Herkes için adalet, herkes için özgürlük, herkes için aydınlık bir gelecek istemek suçsa, evet suçluyuz. Ama bizim için bu şekilde davranmak, medeniyetimizin ve tarihimizin üzerimize yüklediği bir sorumluluktur. Bu sorumluluktan kim ne derse desin, kim ne yaparsa yapsın, kaçmadık ve kaçmayacağız. Genel başkanından mahalle temsilcisine kadar tüm AK Parti mensupları, işte böyle büyük ve tarihi bir vebalin altındadır.
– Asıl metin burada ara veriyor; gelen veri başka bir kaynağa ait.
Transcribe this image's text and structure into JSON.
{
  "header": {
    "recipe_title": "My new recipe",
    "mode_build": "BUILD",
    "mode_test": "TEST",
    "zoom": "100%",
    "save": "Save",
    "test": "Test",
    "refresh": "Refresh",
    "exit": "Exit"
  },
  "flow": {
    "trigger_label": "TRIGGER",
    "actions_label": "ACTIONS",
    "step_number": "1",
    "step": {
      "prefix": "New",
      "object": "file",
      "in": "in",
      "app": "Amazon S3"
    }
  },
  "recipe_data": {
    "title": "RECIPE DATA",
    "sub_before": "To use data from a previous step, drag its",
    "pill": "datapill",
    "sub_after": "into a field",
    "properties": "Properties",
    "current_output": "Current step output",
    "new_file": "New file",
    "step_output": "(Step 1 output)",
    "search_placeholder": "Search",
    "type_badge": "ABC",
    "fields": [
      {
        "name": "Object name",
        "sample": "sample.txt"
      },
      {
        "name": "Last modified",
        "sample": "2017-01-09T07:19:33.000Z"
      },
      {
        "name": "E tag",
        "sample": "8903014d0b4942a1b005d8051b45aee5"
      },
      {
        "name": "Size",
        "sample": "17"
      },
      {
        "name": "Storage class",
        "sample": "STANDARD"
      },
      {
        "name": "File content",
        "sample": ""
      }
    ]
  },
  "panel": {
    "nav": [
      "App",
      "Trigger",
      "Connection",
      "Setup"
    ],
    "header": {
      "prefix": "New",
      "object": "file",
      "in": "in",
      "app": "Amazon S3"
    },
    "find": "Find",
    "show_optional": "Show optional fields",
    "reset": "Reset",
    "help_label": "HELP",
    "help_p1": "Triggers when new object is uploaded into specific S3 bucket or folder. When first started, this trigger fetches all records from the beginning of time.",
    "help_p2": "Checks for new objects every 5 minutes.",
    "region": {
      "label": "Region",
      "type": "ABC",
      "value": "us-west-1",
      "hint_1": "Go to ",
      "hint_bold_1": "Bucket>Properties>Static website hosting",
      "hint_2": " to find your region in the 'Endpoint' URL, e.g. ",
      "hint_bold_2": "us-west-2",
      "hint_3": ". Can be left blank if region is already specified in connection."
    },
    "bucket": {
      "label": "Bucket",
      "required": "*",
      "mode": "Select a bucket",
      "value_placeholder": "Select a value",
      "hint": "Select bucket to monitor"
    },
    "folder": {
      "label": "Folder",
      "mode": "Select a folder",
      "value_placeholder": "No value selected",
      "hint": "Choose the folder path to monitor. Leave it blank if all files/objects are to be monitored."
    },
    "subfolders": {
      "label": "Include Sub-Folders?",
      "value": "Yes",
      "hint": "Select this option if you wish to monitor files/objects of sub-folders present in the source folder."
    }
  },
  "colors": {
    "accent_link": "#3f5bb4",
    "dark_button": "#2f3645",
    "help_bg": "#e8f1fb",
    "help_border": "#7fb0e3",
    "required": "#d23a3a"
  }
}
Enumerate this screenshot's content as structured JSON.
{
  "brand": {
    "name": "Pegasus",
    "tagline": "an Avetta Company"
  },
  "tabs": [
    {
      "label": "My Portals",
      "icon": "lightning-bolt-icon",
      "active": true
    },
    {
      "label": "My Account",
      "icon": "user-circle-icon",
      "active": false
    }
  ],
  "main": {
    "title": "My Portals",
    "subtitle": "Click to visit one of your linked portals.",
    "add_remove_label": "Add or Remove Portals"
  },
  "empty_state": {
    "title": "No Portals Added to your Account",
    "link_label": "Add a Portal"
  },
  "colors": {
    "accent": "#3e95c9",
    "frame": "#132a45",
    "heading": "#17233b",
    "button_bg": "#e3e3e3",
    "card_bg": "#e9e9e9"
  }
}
Üye sayımız 11 milyon 200 bini aşarak tarihimizin en yüksek rakamına ulaştı. Her yıl 1 milyon yeni üye hedefi ile milletimizle olan gönül bağımızı sürekli daha ileriye taşımayı hedefliyoruz. Kongrelerimizi, özellikle bu yeni dönemde işaret taşları olarak görüyoruz. Hem ahde vefayı en üst seviyede tutarak hem yeni isimlerle, yeni heyecanlarla, yeni enerjilerle teşkilatlarımızı güçlendirerek 2023'e hazırlanıyoruz. İnşallah evlatlarımıza miras olarak 2053 vizyonlarını hayata geçirecekleri büyük ve güçlü Türkiye'yi bırakacağız. Bunu yapacak olan sizlersiniz.

Ben şimdi salona bakıyorum, salonda çok heyecan görmüyorum. Eskiden Gümüşhane'nin, Burdur'un salonları sürekli olarak alkışlarla inlerdi. Isparta aynı şekilde inlerdi. Dolayısıyla bunu her an görmek, yaşamak arzusu içindeyiz. Aynı şekilde Sinoplu, Kastamonulu kardeşlerimi aynı heyecan içinde görmek istiyorum. Bu vesileyle kuruluşundan bugüne teşkilatlarımızda görev almış tüm kardeşlerime, şükranlarımı sunuyorum. Yol arkadaşlarımızdan dar-ı bekaya irtihal edenlere Allah'tan rahmet diliyorum. İlçe kongrelerimizde görev alan, bugün de il kongrelerimizde görev alacak olan kardeşlerime Rabbimden başarılar temenni ediyorum. AK Parti teşkilatları olarak, hükümet olarak, meclis grubu olarak daha çok çalışmamız daha çok gayret göstermemiz gereken bir döneme girdik. Sizler de illerdeki temsilcilerimiz olarak bu yeni sürecin lokomotifliğini üstleneceksiniz. Rabbim yolumuzu ve bahtımızı açık eylesin diyorum.
Erdoğan, Burdur, Gümüşhane, Isparta, Kastamonu ve Sinop il kongrelerinde görev üstlenecek partililere başarılar diledi.